The annual KDE summit is taking place this week in Spain. Various KDE luminaries are in attendance, including KDE Neon lead Jonathan Riddell.

At the KDE Neon stand, Riddell took provides the KDE community YouTube channel with an update on the progress of Plasma Mobile, the open-source mobile OS.

While Riddell doesn’t quite give us a whizz-round tour of the OS and the UI (I’d love to know how the Firefox app glimpsed in the app launcher looks on a phone, for example) he does offer some update on its current status.

‘While it’s no where near consumer reader, it is hacker ready’

“[Plasma Mobile] feels like quite a slow moving project at times because, unlike developing on the desktop, where there’s your typical standard IBM Intel PC stuff, here of course every single device has its own differences and challenges,” he says.
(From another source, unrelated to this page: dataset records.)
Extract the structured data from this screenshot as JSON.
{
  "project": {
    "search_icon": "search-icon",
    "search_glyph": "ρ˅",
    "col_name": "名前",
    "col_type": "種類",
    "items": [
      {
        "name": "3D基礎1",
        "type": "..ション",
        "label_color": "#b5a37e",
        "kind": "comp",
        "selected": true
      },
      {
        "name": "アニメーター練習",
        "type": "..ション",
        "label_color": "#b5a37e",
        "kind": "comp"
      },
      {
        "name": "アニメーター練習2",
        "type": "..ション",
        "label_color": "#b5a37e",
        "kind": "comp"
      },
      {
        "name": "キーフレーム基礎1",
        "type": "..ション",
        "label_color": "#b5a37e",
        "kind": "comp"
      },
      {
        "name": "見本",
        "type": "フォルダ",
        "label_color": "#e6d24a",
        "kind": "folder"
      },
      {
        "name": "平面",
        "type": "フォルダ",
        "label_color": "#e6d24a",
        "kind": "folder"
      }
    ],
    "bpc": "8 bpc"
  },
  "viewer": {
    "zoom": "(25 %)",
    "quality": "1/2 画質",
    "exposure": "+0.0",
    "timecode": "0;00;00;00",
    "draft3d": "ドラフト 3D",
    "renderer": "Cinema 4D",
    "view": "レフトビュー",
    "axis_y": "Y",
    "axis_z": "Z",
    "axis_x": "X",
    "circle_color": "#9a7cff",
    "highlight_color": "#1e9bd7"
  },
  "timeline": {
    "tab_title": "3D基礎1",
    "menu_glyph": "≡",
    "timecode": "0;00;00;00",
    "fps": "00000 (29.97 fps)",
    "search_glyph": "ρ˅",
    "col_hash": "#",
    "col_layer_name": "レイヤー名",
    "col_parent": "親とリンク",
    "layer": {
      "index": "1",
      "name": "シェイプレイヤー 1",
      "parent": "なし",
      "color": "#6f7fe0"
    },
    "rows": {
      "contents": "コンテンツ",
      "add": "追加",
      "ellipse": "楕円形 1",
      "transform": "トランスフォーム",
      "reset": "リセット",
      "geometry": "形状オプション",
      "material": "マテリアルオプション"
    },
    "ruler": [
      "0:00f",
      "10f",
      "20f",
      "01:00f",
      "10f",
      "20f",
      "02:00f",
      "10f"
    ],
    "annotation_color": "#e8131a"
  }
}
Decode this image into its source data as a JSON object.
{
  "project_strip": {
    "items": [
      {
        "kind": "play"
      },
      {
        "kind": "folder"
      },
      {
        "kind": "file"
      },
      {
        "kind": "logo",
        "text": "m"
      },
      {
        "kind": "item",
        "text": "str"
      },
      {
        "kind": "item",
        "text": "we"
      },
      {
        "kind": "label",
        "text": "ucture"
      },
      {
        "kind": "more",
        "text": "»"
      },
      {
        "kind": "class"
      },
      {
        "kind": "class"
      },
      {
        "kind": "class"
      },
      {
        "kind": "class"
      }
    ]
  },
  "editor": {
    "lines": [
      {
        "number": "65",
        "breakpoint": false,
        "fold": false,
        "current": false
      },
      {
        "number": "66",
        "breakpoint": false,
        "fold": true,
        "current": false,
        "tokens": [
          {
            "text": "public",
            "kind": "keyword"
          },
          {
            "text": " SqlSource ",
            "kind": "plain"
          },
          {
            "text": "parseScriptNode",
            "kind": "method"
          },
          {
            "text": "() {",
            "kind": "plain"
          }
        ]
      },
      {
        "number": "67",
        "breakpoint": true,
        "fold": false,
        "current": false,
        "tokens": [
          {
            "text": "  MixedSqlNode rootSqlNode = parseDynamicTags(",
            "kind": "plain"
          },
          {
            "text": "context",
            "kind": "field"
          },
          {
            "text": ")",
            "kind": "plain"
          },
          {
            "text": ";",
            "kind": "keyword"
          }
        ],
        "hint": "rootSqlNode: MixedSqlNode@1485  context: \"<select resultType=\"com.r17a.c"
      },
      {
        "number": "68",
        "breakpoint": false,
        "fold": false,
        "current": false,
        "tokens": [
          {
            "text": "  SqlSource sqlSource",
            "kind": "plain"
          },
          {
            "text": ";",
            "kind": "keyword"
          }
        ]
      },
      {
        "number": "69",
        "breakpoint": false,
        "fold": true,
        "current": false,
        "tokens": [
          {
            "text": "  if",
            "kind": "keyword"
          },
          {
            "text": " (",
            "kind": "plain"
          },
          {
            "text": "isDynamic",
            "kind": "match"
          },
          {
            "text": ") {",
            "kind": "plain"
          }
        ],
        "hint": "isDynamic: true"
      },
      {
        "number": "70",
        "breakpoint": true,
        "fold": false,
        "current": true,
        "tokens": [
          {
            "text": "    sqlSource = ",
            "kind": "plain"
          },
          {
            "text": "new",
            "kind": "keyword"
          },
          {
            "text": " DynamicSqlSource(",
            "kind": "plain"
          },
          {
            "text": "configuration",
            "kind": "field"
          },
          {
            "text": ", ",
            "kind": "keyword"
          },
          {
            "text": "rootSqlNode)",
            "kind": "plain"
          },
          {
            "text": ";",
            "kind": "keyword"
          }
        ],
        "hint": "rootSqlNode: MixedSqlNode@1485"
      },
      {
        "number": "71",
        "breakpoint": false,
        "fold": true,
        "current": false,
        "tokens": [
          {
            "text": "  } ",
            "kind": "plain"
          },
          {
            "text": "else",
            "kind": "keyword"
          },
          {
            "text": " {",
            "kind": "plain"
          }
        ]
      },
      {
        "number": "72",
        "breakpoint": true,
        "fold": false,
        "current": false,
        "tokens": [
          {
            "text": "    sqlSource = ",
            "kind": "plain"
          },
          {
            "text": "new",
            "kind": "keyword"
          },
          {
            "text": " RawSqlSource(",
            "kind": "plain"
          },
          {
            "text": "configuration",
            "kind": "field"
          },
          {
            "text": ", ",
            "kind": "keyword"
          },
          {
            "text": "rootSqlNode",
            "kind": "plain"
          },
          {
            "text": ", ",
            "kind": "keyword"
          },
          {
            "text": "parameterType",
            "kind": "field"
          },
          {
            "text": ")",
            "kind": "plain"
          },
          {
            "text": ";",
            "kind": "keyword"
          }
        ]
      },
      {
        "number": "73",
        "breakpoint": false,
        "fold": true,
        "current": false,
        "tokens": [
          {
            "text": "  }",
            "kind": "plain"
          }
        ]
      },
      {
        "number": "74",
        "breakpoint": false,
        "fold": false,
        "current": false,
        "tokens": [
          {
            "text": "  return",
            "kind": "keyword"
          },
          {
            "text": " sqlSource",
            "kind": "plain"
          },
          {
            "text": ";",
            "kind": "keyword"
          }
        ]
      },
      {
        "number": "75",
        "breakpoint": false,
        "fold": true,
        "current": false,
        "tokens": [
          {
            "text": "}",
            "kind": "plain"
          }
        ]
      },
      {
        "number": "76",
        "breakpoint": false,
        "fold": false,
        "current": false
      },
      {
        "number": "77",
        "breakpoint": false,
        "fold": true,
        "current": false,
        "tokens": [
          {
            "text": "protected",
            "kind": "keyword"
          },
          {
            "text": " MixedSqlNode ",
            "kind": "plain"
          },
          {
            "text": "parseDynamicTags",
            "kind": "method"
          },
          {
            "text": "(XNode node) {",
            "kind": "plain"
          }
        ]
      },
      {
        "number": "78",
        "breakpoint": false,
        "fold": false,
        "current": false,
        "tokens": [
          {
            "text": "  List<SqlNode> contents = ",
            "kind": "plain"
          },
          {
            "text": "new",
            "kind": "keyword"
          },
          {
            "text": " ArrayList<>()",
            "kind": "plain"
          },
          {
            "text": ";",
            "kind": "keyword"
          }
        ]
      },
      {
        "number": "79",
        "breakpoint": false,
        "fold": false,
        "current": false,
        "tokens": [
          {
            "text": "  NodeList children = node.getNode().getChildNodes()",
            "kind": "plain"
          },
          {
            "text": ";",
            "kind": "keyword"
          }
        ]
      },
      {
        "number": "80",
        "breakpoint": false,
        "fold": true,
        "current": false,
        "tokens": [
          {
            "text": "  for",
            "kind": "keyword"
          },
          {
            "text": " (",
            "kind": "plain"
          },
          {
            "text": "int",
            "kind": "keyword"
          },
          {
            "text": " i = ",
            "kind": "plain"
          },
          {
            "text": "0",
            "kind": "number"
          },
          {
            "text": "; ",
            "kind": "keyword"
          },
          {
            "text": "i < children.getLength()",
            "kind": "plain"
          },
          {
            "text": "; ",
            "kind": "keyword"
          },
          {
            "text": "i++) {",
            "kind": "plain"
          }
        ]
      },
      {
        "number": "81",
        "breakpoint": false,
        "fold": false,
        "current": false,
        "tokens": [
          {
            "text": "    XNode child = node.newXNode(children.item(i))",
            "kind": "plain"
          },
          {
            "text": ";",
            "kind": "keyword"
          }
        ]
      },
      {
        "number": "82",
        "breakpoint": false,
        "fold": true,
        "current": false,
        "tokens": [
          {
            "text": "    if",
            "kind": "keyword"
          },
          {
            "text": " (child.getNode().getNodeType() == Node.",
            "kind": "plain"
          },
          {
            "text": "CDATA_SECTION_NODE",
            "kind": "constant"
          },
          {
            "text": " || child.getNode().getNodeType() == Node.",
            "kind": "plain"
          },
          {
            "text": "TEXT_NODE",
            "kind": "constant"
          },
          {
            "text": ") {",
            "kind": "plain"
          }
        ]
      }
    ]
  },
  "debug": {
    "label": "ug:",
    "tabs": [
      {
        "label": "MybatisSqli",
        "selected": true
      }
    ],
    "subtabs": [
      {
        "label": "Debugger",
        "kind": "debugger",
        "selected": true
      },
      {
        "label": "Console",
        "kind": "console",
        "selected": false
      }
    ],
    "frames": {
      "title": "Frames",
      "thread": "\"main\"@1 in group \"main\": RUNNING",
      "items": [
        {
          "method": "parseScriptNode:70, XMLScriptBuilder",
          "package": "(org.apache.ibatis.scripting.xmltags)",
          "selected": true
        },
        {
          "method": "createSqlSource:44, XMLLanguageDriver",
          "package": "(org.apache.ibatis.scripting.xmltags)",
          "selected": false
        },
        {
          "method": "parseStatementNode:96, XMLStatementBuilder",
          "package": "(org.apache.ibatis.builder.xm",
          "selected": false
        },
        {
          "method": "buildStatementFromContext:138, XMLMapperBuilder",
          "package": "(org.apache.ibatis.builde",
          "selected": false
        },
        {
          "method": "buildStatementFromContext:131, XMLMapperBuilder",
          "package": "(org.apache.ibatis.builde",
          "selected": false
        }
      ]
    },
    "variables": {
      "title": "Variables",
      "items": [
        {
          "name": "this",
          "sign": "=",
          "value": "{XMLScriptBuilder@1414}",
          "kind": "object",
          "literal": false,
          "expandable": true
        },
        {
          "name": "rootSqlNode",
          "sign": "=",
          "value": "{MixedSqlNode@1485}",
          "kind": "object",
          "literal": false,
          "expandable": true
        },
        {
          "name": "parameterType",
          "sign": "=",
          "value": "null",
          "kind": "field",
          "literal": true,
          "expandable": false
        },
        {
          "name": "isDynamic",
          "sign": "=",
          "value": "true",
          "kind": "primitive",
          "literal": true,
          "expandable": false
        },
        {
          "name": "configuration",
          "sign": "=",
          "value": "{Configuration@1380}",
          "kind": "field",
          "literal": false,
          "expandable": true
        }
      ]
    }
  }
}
“We’re using the Google Nexus 5X which is a pretty open and readily available device. And it’s also working with project Halium, which means that now Plasma Mobile is working with the Ubuntu community team and a couple of other mobile teams, working on a common platform. The whole platform and device support should be the same across those different projects.”

“This is our Plasma software which shares 90% of the codebase with the desktop but of course has a different form factor. And thanks to Qt and Kirigami and similar technologies its pretty easy to make a user-interface that works with both multiple different devices and form factors.”

But if you were hoping to hear it’s almost ready for use, you’ll be disappointed. Riddell comments that “while it’s no where near consumer reader it is hacker ready for people who want their traditional Linux system in a mobile environment so that applications can work across them both.”